Сейчас я уже выздоровел. Рот сидит один у себя в квартире и смотрит в окно на дома. Почти стемнело. Он очень настойчиво осознает свое одиночество, вампир, нет покоя, он вплетен в родство с тишиной, заполняющей комнату. Стены и вещи невозмутимы и самодовольны, абсолютно самодостаточны и независимы от него, а небо и облака снаружи — они тоже никак не спасут. Небо — дом, оно ничем не поможет. Лучше провести жизнь, падая сквозь небеса, чем сквозь соляную кислоту. Если бы только он мог «забыть» о падении и насладиться прогулкой. Он начинает разговаривать с комнатой. Слушай, стена, я тебя люблю. Я знаю, я скучный и неприятный псих, но это пройдет. Я закрываю глаза и компонуюсь с креслом, потом открываю глаза из кресла. У нас действительно много общего. Я — стена. Дорогая стена, как целая цивилизация. Стена — это звук. Стена пристально смотрит. Такая бедная жизнь. Я — запоздалый ребенок. Отсталый в развитии.
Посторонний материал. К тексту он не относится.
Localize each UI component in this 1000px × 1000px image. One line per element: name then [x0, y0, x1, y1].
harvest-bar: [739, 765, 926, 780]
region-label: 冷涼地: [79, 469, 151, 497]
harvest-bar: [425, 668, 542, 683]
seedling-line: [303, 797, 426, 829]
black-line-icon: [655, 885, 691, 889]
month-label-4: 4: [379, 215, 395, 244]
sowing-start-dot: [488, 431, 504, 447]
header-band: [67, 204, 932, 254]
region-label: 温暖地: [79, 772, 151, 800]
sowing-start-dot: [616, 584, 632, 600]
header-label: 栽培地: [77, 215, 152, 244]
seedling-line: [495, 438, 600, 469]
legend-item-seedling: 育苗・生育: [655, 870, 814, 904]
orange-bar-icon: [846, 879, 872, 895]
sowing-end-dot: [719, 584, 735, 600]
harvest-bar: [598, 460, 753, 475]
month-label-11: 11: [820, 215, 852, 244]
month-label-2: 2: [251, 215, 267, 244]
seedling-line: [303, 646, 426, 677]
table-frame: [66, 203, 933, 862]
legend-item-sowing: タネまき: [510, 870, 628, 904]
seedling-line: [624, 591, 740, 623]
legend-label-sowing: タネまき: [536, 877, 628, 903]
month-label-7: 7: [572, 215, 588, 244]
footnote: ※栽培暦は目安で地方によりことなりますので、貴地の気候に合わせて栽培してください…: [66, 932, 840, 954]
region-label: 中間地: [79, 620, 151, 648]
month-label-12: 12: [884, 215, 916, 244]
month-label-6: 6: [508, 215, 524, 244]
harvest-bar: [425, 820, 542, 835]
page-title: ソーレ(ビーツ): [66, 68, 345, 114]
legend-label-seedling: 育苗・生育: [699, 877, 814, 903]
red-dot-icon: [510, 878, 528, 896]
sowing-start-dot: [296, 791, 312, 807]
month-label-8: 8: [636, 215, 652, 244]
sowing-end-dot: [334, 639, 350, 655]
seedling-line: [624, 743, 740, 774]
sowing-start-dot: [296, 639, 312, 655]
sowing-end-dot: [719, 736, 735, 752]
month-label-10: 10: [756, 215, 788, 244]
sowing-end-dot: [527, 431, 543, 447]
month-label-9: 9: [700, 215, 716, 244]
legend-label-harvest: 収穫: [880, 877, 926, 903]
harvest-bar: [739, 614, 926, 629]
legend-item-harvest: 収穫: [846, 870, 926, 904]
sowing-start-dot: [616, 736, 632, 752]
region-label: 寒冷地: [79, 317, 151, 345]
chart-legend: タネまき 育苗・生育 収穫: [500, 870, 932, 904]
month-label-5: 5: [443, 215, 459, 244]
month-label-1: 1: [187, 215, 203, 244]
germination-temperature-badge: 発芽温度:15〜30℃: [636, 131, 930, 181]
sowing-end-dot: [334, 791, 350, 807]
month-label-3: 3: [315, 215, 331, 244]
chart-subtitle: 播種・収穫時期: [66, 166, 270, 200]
Лежу здесь один… моя соседка по комнате — стена, мой лоб. Я люблю тебя, я с тобой. Мы пойдем в город, где я смогу за тобой присмотреть. Когда я вхожу в эту комнату, между нами всегда — расстояние. Расстояния нет. Мы с тобой вместе пройдем по улицам. Какой-то мужчина толкает лодку из дока, когда мы проходим мимо. Мужчина подходит к нам и говорит, привет. «Привет», — отвечаю я. Падаю в обморок на асфальт, изнуренный любовью к тебе. Мне вызывают скорую. Рот лежит на асфальте в экстатическом трансе. Вокруг собралась небольшая толпа. Рот выглядит очень счастливым, глаза у него закрыты.
— Он тут упал, потерял сознание, но я на него посмотрел, и он улыбался.
— Надыть рассказать Марте.
— С ним все нормально?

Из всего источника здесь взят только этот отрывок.